Galicia. As soon as the Austrian governorship of that country became again a reality, a German, General von Collard, took the place of the Pole, M. de Korytowski; a promise was, however, given that this would not be made a precedent for future appointments. Shortly afterwards the German language was introduced into the service on the Galician railways

and Germans took the place of Poles whose knowledge of the official language proved insufficient; this time no promise was even given concerning the future.

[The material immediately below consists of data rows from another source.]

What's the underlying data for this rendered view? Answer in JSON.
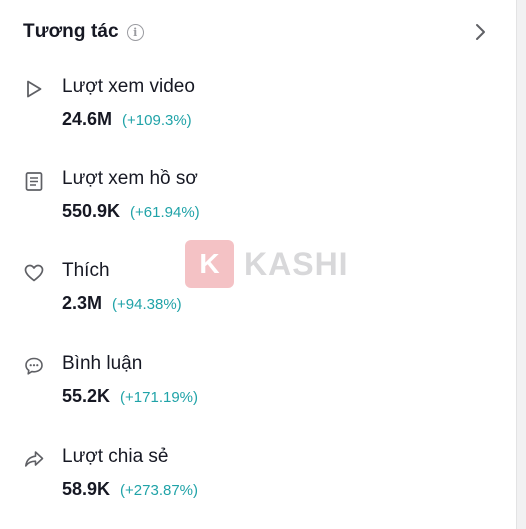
{
  "header": {
    "title": "Tương tác",
    "info_icon": "info-icon",
    "chevron_icon": "chevron-right-icon"
  },
  "metrics": [
    {
      "icon": "play-icon",
      "label": "Lượt xem video",
      "value": "24.6M",
      "change": "(+109.3%)"
    },
    {
      "icon": "profile-document-icon",
      "label": "Lượt xem hồ sơ",
      "value": "550.9K",
      "change": "(+61.94%)"
    },
    {
      "icon": "heart-icon",
      "label": "Thích",
      "value": "2.3M",
      "change": "(+94.38%)"
    },
    {
      "icon": "comment-icon",
      "label": "Bình luận",
      "value": "55.2K",
      "change": "(+171.19%)"
    },
    {
      "icon": "share-icon",
      "label": "Lượt chia sẻ",
      "value": "58.9K",
      "change": "(+273.87%)"
    }
  ],
  "watermark": {
    "badge": "K",
    "text": "KASHI"
  },
  "colors": {
    "text": "#161823",
    "change": "#20a3a8",
    "icon": "#5f6065",
    "watermark_badge": "#e87a80"
  }
}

The Germanic Powers had, in the opinion of the pro-Austrian Poles, one more chance of regaining the shaken confidence of their Polish adherents. Hitherto, they said to the Viennese Government, the Austrian authorities, military as well as civil, seem to have been doing all they could to uproot the friendship for Austria among the anti-Russian parties, and to discredit those parties in the eyes of the Polish public opinion. But the taking of Warsaw will be the decisive moment for the attitude of the Poles. On the way in which the occupation of Warsaw will be made, and on that which will then be said, will depend the attitude of the capital and of the entire country. Let delegates from the Polish Committee precede the Germanic armies in their entry into Warsaw, and let the Polish Legions march at the head of the 'troops entering the city. Unless that is done, people will look back with sadness after the retreating Russians, and regard the orders of the armies of occupation in an indifferent spirit. Let also this be the moment for the proclamation of the union of Galicia and Russian Poland into a Polish kingdom under Austrian suzerainty.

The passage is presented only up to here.